You must precisely define the groups that you want to extract before and after the word. If you define the group before the word as four or more non-whitespace characters, and the group after the word as one or more non-whitespace characters, you can use the following regular expression.
var re = new RegExp('(\\S{4,})\\s+(?:\\S{1,3}\\s+)*?' + word + '.*?(\\S+)', 'i');
var groups = re.exec(text);
if (groups !== null) {
var result = groups[1] + groups[2];
}
Let me break down the regular expression. Note that we have to escape the backslashes because we're writing a regular expression inside a string.
(\\S{4,})
captures a group of four or more non-whitespace characters
\\s+
matches one or more whitespace characters
(?:
indicates the start of a non-capturing group
\\S{1,3}
matches one to three non-whitespace characters
\\s+
matches one or more whitespace characters
)*?
makes the non-capturing group match zero or more times, as few times as possible
word
matches whatever was in the variable word
when the regular expression was compiled
.*?
matches any character zero or more times, as few times as possible
(\\S+)
captures one or more non-whitespace characters
- the
'i'
flag makes this a case-insensitive regular expression
Observe that our use of the ?
modifier allows us to capture the nearest groups before and after the word.
You can match the regular expression globally in the text by adding the g
flag. The snippet below demonstrates how to extract all matches.

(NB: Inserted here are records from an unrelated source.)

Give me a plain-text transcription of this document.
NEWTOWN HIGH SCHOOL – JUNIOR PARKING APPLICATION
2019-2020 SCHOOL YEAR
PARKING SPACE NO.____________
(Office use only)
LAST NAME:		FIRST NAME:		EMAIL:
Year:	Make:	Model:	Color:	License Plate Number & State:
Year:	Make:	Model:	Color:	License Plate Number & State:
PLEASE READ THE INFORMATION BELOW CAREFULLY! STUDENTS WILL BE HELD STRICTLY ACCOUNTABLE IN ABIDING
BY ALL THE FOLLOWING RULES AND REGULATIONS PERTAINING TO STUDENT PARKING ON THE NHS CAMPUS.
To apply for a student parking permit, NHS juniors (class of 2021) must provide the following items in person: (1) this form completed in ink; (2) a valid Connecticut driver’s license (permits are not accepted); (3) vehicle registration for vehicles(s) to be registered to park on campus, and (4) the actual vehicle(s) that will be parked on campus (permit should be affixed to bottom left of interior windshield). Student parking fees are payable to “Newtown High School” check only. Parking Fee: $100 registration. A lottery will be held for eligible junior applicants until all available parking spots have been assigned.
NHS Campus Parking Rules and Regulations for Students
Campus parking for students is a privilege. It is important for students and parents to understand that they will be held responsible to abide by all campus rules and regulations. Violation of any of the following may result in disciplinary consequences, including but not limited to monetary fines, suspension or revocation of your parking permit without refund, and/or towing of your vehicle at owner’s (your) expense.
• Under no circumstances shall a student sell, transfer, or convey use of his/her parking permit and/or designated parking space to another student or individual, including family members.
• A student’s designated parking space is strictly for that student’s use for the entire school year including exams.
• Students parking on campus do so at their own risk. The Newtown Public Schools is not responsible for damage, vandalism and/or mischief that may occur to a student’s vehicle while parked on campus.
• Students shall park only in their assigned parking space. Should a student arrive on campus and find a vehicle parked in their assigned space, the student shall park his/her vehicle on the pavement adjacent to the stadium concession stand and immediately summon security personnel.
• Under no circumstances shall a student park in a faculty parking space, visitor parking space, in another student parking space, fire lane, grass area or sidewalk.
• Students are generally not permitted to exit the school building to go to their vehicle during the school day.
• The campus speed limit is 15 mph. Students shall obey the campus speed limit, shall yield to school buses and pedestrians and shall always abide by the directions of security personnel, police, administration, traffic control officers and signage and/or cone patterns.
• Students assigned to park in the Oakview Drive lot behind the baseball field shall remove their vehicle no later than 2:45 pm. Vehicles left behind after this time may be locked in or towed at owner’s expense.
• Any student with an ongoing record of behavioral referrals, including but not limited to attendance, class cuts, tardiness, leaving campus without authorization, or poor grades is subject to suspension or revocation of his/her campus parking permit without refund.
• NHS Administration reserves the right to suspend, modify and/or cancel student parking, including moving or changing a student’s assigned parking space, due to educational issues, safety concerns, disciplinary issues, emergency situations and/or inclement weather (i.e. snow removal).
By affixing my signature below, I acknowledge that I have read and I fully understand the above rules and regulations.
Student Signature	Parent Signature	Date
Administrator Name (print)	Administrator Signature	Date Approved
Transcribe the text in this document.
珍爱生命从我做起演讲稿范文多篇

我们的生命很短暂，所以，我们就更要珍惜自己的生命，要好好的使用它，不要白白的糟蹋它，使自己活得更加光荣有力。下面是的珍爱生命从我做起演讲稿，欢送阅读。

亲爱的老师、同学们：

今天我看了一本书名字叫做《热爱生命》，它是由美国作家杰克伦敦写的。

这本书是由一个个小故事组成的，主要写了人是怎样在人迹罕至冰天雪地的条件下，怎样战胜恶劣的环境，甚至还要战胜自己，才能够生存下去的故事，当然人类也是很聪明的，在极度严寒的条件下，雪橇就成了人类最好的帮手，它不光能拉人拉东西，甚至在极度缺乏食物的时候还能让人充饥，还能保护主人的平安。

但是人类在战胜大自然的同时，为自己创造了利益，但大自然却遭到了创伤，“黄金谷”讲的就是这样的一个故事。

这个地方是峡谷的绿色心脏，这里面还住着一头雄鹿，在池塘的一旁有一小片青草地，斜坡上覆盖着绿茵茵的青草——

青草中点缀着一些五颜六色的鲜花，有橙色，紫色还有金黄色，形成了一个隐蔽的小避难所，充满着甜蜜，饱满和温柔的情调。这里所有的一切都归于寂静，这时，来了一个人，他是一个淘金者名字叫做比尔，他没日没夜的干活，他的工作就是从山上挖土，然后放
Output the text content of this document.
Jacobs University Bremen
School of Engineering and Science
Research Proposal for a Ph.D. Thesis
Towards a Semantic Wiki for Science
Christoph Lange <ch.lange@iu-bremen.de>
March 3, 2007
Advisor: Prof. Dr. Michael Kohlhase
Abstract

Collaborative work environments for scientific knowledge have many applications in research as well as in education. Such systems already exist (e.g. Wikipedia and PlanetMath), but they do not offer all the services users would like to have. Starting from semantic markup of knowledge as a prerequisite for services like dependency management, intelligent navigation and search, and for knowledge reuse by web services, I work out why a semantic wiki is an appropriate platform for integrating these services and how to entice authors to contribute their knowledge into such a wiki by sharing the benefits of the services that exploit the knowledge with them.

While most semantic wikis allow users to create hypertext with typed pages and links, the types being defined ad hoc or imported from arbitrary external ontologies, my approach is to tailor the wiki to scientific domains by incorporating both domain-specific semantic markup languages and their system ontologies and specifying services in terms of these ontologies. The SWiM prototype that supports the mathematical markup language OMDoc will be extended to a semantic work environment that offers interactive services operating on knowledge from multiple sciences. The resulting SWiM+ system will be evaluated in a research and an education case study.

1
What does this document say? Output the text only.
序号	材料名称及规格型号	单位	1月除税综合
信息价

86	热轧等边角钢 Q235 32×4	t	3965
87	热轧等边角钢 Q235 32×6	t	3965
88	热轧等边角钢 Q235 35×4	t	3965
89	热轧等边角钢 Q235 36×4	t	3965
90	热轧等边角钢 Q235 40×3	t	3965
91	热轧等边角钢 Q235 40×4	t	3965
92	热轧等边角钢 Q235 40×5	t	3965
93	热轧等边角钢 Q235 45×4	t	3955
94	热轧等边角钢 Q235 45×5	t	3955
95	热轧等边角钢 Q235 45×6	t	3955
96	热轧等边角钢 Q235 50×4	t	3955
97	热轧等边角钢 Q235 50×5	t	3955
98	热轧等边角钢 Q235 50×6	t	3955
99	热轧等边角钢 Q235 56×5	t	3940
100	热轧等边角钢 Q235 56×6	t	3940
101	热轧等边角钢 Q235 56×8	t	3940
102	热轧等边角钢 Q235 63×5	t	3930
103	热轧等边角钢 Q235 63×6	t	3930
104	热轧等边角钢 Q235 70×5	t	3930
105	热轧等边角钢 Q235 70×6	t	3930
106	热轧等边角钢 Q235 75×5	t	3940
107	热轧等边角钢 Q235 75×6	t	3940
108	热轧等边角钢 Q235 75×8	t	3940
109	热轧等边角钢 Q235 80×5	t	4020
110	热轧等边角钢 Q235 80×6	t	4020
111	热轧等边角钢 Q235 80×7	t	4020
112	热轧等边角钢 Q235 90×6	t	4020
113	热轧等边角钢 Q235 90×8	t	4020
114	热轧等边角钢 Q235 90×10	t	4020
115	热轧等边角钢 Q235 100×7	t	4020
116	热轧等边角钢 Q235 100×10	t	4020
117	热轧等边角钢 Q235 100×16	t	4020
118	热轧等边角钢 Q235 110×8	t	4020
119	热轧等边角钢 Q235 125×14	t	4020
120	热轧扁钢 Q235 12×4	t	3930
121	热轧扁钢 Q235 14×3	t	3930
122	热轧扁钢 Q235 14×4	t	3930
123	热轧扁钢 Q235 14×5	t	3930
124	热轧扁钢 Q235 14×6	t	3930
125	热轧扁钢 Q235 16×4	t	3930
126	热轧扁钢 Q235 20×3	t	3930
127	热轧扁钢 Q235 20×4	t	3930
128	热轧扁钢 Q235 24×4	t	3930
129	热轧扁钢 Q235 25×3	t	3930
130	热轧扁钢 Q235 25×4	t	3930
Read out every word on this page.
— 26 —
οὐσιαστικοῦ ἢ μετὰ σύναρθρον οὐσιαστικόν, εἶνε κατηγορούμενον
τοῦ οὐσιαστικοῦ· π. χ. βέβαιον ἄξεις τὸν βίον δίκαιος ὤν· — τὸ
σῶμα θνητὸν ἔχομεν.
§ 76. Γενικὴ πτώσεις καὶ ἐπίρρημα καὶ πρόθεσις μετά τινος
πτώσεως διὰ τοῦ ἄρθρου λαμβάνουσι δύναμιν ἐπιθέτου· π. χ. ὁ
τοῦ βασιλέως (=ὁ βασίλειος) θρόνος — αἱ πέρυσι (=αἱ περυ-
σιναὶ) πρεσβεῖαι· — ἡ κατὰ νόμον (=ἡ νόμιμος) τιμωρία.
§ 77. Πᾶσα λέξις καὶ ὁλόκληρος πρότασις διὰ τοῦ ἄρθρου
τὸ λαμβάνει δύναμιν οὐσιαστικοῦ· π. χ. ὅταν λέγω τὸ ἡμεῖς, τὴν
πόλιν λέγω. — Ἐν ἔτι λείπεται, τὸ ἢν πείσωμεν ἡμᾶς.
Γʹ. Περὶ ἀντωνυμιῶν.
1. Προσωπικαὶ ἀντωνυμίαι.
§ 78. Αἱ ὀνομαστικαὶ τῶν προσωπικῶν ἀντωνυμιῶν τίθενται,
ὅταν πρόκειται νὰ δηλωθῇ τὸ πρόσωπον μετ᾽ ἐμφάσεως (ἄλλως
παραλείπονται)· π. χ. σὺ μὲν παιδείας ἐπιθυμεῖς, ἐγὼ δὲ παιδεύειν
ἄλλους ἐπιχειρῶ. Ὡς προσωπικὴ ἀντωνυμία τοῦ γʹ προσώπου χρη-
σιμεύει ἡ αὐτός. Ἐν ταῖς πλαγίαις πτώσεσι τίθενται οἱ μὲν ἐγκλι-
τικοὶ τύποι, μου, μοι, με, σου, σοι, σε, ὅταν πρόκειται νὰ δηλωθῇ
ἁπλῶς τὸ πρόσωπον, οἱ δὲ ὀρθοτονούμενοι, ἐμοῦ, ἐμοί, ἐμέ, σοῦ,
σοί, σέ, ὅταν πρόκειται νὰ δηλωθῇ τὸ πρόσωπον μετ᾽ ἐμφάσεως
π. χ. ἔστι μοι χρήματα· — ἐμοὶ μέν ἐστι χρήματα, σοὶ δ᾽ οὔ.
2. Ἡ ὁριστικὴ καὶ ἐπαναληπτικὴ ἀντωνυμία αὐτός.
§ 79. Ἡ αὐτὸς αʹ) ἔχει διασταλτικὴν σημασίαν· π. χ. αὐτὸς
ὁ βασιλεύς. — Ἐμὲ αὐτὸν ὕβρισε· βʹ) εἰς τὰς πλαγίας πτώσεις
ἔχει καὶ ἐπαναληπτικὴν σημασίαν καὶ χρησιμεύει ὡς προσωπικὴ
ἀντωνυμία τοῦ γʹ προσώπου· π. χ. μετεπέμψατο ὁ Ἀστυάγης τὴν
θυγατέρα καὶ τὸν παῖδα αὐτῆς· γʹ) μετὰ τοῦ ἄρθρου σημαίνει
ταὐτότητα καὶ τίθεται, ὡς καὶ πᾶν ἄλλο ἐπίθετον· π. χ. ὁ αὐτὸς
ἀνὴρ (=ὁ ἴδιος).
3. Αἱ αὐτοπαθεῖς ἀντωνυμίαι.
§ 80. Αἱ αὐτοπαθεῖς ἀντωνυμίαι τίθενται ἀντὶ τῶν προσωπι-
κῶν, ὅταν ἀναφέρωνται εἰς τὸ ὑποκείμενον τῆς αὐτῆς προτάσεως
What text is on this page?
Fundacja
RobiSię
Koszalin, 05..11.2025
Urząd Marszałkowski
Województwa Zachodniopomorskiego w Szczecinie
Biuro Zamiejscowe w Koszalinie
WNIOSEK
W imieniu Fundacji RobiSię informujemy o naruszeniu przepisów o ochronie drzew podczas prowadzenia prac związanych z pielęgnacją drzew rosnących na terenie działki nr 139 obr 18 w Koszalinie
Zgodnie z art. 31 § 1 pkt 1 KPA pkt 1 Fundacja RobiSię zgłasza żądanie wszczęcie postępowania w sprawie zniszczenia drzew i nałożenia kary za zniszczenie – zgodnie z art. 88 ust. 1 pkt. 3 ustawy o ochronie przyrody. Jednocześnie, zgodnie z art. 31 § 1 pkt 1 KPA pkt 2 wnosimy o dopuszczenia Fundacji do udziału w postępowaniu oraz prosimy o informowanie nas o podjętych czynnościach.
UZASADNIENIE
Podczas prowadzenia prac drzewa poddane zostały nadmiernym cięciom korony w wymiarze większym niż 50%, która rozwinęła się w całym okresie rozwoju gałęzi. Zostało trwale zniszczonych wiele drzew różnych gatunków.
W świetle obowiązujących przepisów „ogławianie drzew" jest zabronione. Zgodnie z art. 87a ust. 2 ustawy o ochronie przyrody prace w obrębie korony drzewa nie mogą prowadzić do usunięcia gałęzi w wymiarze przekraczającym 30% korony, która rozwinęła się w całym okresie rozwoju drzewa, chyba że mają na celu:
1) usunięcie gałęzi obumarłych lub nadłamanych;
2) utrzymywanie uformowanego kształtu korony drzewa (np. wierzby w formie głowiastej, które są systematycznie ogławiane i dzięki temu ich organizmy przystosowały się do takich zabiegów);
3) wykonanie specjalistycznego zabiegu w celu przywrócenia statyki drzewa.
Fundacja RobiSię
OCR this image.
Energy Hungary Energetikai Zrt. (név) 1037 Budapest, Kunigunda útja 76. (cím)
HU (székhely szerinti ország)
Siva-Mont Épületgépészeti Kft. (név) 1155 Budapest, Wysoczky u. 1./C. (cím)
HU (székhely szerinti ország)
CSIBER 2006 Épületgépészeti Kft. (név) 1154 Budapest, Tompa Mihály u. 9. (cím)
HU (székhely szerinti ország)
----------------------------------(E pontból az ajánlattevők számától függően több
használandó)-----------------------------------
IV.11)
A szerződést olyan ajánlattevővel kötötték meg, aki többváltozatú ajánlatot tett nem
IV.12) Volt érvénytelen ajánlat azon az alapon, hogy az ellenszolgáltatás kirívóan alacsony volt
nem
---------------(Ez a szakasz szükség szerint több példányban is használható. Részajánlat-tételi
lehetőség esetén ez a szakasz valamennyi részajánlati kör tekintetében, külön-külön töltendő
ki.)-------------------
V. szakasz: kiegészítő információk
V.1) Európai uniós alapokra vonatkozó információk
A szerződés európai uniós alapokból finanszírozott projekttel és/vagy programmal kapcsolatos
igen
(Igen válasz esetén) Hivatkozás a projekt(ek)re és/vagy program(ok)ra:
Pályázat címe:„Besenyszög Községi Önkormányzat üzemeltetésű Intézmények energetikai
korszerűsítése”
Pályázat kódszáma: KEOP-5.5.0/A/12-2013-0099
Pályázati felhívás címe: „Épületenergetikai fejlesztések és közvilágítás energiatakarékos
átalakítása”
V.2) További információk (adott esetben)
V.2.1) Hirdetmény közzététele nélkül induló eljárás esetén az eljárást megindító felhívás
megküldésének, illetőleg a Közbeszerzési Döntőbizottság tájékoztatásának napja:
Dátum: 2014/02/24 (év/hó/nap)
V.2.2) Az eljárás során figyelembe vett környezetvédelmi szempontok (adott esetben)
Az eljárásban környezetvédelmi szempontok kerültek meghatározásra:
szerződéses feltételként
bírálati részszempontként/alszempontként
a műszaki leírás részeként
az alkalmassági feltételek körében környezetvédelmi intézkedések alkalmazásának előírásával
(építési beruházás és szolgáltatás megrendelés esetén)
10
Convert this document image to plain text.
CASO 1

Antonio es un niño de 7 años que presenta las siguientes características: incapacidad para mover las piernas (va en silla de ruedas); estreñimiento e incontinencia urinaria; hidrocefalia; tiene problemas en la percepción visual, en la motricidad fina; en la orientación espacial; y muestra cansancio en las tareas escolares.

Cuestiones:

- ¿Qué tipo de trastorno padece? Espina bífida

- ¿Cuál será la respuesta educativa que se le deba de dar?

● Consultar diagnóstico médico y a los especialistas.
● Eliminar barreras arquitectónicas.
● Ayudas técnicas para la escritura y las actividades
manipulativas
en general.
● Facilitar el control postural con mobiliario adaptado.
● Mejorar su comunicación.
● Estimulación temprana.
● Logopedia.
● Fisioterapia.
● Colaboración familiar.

function forward_and_backward(word, text) {
var re = new RegExp('(\\S{4,})\\s+(?:\\S{1,3}\\s+)*?' + word + '.*?(\\S+)', 'ig');
// Find all matches and make an array of results.
var results = [];
while (true) {
var groups = re.exec(text);
if (groups === null) {
return results;
}
var result = groups[1] + groups[2];
results.push(result);
}
}
var sampleText = " GPX 10.802.123/3843- 1 -- IDENTIFIER 48 A BC 444.2345.1.1/99x 28 - - Identifier 580 X Y Z 9.22.16.1043/73+ 0 *** identifier 6800";
results = forward_and_backward('IDENTIFIER', sampleText);
for (var i = 0; i < results.length; ++i) {
document.write('result ' + i + ': "' + results[i] + '"<br><br>');
}
body {
font-family: monospace;
}